KwaZulu-Natal Correspondent
DURBAN The Spar group will bring another 130 branded stores on-stream in the current financial year, while investing R190m in a Western Cape distribution centre and extending its Nelspruit and KwaZulu-Natal facilities.
Chairman Mike Hankinson and CEO Peter Hughes said that through these ventures and the upgrading of another 140 facilities, the newly listed group sought higher revenue and improved operating margins.
Spar's annual report, released yesterday, said the new stores would include Spar supermarkets, Tops bottle stores and Build it home-improvement facilities.
Food giant Tiger Brands unbundled and separately listed Spar on a one-for-one basis last October .
Hankinson and Hughes said that the group had bedded down its north and south Rand distribution centres .
The R350m paid to Tiger last September for Nelspruit Wholesalers reduced cash resources and would mean Spar earned "only a small (amount of) interest" this year compared with R8,9m last year.
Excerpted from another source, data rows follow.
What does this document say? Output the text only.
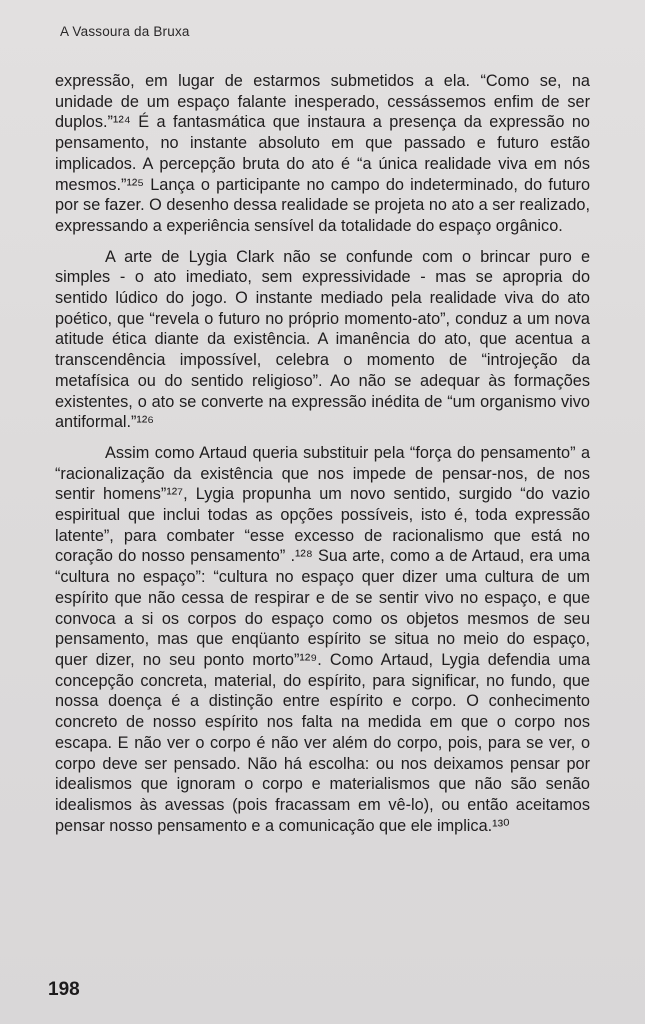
A Vassoura da Bruxa

expressão, em lugar de estarmos submetidos a ela. “Como se, na unidade de um espaço falante inesperado, cessássemos enfim de ser duplos.”¹²⁴ É a fantasmática que instaura a presença da expressão no pensamento, no instante absoluto em que passado e futuro estão implicados. A percepção bruta do ato é “a única realidade viva em nós mesmos.”¹²⁵ Lança o participante no campo do indeterminado, do futuro por se fazer. O desenho dessa realidade se projeta no ato a ser realizado, expressando a experiência sensível da totalidade do espaço orgânico.

A arte de Lygia Clark não se confunde com o brincar puro e simples - o ato imediato, sem expressividade - mas se apropria do sentido lúdico do jogo. O instante mediado pela realidade viva do ato poético, que “revela o futuro no próprio momento-ato”, conduz a um nova atitude ética diante da existência. A imanência do ato, que acentua a transcendência impossível, celebra o momento de “introjeção da metafísica ou do sentido religioso”. Ao não se adequar às formações existentes, o ato se converte na expressão inédita de “um organismo vivo antiformal.”¹²⁶

Assim como Artaud queria substituir pela “força do pensamento” a “racionalização da existência que nos impede de pensar-nos, de nos sentir homens”¹²⁷, Lygia propunha um novo sentido, surgido “do vazio espiritual que inclui todas as opções possíveis, isto é, toda expressão latente”, para combater “esse excesso de racionalismo que está no coração do nosso pensamento” .¹²⁸ Sua arte, como a de Artaud, era uma “cultura no espaço”: “cultura no espaço quer dizer uma cultura de um espírito que não cessa de respirar e de se sentir vivo no espaço, e que convoca a si os corpos do espaço como os objetos mesmos de seu pensamento, mas que enqüanto espírito se situa no meio do espaço, quer dizer, no seu ponto morto”¹²⁹. Como Artaud, Lygia defendia uma concepção concreta, material, do espírito, para significar, no fundo, que nossa doença é a distinção entre espírito e corpo. O conhecimento concreto de nosso espírito nos falta na medida em que o corpo nos escapa. E não ver o corpo é não ver além do corpo, pois, para se ver, o corpo deve ser pensado. Não há escolha: ou nos deixamos pensar por idealismos que ignoram o corpo e materialismos que não são senão idealismos às avessas (pois fracassam em vê-lo), ou então aceitamos pensar nosso pensamento e a comunicação que ele implica.¹³⁰

198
But the group remained "a strong cash generator", and would offset last year's cash outflow by next year.
The directors expected Spar to generate R350m before this year's dividend payments and would retain a 2,25 times dividend cover. Dividends will be paid six-monthly.
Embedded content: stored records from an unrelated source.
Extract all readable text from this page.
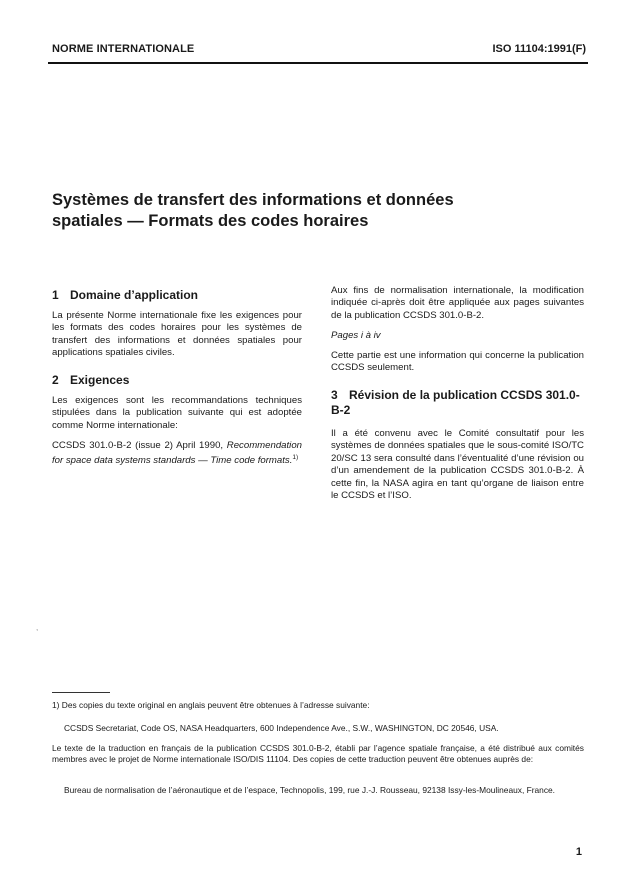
NORME INTERNATIONALE	ISO 11104:1991(F)
Systèmes de transfert des informations et données
spatiales — Formats des codes horaires
1 Domaine d’application
La présente Norme internationale fixe les exigences pour les formats des codes horaires pour les systèmes de transfert des informations et données spatiales pour applications spatiales civiles.
2 Exigences
Les exigences sont les recommandations techniques stipulées dans la publication suivante qui est adoptée comme Norme internationale:
CCSDS 301.0-B-2 (issue 2) April 1990, Recommendation for space data systems standards — Time code formats.$^{1)}$
Aux fins de normalisation internationale, la modification indiquée ci-après doit être appliquée aux pages suivantes de la publication CCSDS 301.0-B-2.
Pages i à iv
Cette partie est une information qui concerne la publication CCSDS seulement.
3 Révision de la publication CCSDS 301.0-B-2
Il a été convenu avec le Comité consultatif pour les systèmes de données spatiales que le sous-comité ISO/TC 20/SC 13 sera consulté dans l’éventualité d’une révision ou d’un amendement de la publication CCSDS 301.0-B-2. À cette fin, la NASA agira en tant qu’organe de liaison entre le CCSDS et l’ISO.
,
1) Des copies du texte original en anglais peuvent être obtenues à l’adresse suivante:
CCSDS Secretariat, Code OS, NASA Headquarters, 600 Independence Ave., S.W., WASHINGTON, DC 20546, USA.
Le texte de la traduction en français de la publication CCSDS 301.0-B-2, établi par l’agence spatiale française, a été distribué aux comités membres avec le projet de Norme internationale ISO/DIS 11104. Des copies de cette traduction peuvent être obtenues auprès de:
Bureau de normalisation de l’aéronautique et de l’espace, Technopolis, 199, rue J.-J. Rousseau, 92138 Issy-les-Moulineaux, France.
1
Hankinson and Hughes said Spar would focus on a new marketing campaign that emphasised "guarantees" in terms of price, value and service, while its customer service campaign would enter "phase two".
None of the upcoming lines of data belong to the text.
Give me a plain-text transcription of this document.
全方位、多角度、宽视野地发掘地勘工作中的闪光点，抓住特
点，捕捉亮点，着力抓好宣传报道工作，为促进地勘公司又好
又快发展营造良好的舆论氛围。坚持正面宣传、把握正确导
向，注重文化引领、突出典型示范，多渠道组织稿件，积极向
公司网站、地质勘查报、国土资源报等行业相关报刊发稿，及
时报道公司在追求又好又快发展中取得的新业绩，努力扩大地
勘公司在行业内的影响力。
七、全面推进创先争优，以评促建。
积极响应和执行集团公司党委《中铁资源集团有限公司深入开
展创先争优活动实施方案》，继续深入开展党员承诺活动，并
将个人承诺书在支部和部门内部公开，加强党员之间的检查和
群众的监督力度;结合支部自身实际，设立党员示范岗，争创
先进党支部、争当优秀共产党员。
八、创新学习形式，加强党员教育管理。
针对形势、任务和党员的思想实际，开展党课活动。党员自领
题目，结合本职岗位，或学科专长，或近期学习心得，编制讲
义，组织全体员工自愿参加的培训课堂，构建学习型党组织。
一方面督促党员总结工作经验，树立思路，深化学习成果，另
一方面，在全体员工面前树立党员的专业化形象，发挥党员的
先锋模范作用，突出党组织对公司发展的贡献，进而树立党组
Build it recently flighted its first television advertisements. Tops is to set up 50 new stores during the year.
The 2%-3% growth in food inflation, countered by an 11% revenue growth, meant Spar achieved an 8% real growth last year.
Hankinson said this was ahead of the market and, when including Nelspruit Wholesalers, saw Spar lift revenues nearly 20%.
Looking ahead, the directors said the favourable exchange rates and lower interest rates boded well for the retail market, but cautioned that food consumer spending did not "change dramatically" with economic shifts.
"The food business has also been affected by low inflation and even deflation in some product categories.
"Additionally, the market is exceedingly competitive and is hotly contested by several major chains," they said.
Competitors had also expanded into franchising, meaning Spar now competed for retail members.